Name                           Property
----                           --------
Appraiser                      Command     : C:\WINDOWS\system32\CompatTelRunner.exe -m:appraiser.dll -f:DoScheduledTelemetryRun
                               Nightly     : 1
                               Sku         : 1
                               Result      : 0
AppraiserServer                Command     : C:\WINDOWS\system32\CompatTelRunner.exe -m:appraiser.dll -f:DoScheduledTelemetryRun
                               Maintenance : 1
                               Sku         : 2
AvStatus                       Command     : C:\WINDOWS\system32\CompatTelRunner.exe -m:appraiser.dll -f:UpdateAvStatus
                               Nightly     : 1
                               Sku         : 1
                               Result      : 0
DevInv                         Command     : C:\WINDOWS\system32\CompatTelRunner.exe -m:devinv.dll -f:CreateDeviceInventory
                               Oobe        : 1
                               Result      : 0
Encapsulation                  Command     : C:\WINDOWS\system32\CompatTelRunner.exe -m:pcasvc.dll -f:QueryEncapsulationSettings
                               Maintenance : 1
                               Nightly     : 1
                               Oobe        : 1
                               Result      : 0
InvAgent                       Command     : C:\WINDOWS\system32\CompatTelRunner.exe -m:invagent.dll -f:RunUpdate
                               Maintenance : 1
                               Oobe        : 1
                               Result      : 0

You should also check that the dll’s above have not been modified. Futher documentation on these keys can be found from Trustedsec

Additional InformationPermalink

DLLPermalink

A quick look at the DLL I have today, shows this an export function in the .text part of the dll.

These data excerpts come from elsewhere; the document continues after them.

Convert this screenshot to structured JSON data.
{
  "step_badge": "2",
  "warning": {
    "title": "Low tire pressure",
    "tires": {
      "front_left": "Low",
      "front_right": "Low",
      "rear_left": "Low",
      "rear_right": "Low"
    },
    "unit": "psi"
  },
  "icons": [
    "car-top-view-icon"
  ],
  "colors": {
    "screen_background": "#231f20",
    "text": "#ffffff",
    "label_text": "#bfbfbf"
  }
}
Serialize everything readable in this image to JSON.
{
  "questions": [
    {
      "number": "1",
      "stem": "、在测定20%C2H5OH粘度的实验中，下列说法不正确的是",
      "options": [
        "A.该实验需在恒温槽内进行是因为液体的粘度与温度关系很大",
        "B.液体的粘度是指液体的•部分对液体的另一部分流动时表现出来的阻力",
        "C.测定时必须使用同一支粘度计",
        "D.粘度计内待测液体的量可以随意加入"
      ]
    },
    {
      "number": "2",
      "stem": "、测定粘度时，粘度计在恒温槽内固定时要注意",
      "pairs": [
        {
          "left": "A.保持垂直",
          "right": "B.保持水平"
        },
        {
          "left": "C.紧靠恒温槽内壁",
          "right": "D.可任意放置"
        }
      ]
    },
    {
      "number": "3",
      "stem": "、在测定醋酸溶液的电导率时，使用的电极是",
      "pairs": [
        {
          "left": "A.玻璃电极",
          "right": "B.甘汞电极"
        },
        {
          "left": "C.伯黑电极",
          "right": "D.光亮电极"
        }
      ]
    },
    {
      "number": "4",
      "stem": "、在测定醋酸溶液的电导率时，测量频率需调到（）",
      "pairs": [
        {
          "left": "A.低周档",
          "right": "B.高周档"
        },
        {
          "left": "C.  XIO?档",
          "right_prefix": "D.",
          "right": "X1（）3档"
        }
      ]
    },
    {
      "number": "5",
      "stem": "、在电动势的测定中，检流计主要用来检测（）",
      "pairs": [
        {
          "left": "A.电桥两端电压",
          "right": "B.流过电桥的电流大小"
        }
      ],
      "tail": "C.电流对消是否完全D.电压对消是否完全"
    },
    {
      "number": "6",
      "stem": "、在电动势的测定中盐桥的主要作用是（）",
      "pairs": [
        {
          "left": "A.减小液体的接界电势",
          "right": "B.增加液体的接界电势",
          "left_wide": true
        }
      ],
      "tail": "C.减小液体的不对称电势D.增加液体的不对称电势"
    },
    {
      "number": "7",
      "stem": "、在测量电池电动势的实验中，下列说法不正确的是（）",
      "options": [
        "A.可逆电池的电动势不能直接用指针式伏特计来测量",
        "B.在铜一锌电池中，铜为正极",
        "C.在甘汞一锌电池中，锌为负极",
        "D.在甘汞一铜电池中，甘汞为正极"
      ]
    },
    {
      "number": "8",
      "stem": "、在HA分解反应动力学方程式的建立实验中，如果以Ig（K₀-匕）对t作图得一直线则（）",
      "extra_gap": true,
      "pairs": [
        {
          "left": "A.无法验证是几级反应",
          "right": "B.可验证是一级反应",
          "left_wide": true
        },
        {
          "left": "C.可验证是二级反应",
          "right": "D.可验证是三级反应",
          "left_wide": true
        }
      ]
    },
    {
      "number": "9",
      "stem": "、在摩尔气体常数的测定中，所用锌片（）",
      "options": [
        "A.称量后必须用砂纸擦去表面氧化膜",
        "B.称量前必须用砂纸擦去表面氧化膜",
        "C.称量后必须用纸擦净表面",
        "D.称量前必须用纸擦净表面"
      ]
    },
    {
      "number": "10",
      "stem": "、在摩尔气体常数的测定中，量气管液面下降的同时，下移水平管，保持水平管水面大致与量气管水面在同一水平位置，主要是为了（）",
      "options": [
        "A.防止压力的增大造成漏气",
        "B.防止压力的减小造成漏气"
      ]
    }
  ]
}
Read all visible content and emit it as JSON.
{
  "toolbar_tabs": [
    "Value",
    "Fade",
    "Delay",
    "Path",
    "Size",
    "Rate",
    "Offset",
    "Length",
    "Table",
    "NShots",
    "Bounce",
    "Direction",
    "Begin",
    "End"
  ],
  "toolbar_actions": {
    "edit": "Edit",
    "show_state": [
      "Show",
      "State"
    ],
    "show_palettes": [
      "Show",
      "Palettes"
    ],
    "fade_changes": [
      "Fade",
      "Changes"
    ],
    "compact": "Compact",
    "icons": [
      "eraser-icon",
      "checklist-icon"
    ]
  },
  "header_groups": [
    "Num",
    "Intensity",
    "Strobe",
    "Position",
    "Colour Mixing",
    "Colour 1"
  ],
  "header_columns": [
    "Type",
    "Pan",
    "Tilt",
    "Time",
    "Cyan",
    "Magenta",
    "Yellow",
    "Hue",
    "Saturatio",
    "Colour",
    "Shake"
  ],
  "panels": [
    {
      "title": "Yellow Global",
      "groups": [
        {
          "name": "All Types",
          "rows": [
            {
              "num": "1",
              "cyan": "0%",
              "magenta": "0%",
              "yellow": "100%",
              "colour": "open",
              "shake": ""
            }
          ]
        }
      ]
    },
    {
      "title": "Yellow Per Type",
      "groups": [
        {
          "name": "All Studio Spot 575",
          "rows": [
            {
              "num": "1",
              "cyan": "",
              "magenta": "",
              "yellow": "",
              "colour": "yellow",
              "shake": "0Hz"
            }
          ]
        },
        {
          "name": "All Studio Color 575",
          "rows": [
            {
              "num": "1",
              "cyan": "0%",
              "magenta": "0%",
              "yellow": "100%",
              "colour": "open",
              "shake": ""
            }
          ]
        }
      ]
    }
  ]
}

This function is undocumented in the MSDN Library.

Whats actually happening?Permalink

When running C:\WINDOWS\system32\CompatTelRunner.exe -m:appraiser.dll -f:DoScheduledTelemetryRun -cv:<string>.1 the following appears to occur;

This shows that it is querying items in the registry, The APPRAISER_TelemetryBaseline_UNV.bin and StartupProfileData. The PowerShell Activity I observe appears to be related to the PSScriptPolicyTest_<RandomID>.ps1 which is used to test against Microsoft App locker. I also see some file activity which is written to disk and a few values to registry are updated.

None of the activity appears to drop any files of relevance, and appears to be normal telemetry like activity.

AssessmentPermalink

Overall, in my opinion this activity is non-malicious, and can safely be ignored, so long as the registry has not been modified.

However, if, in the future, you see non-expected output from this command, this should be further investigated.

In the case there is privacy concerns for you, or your organisation, you should opt out of Windows telemetry, disable the scheduled task, and monitor the above registry key for changes.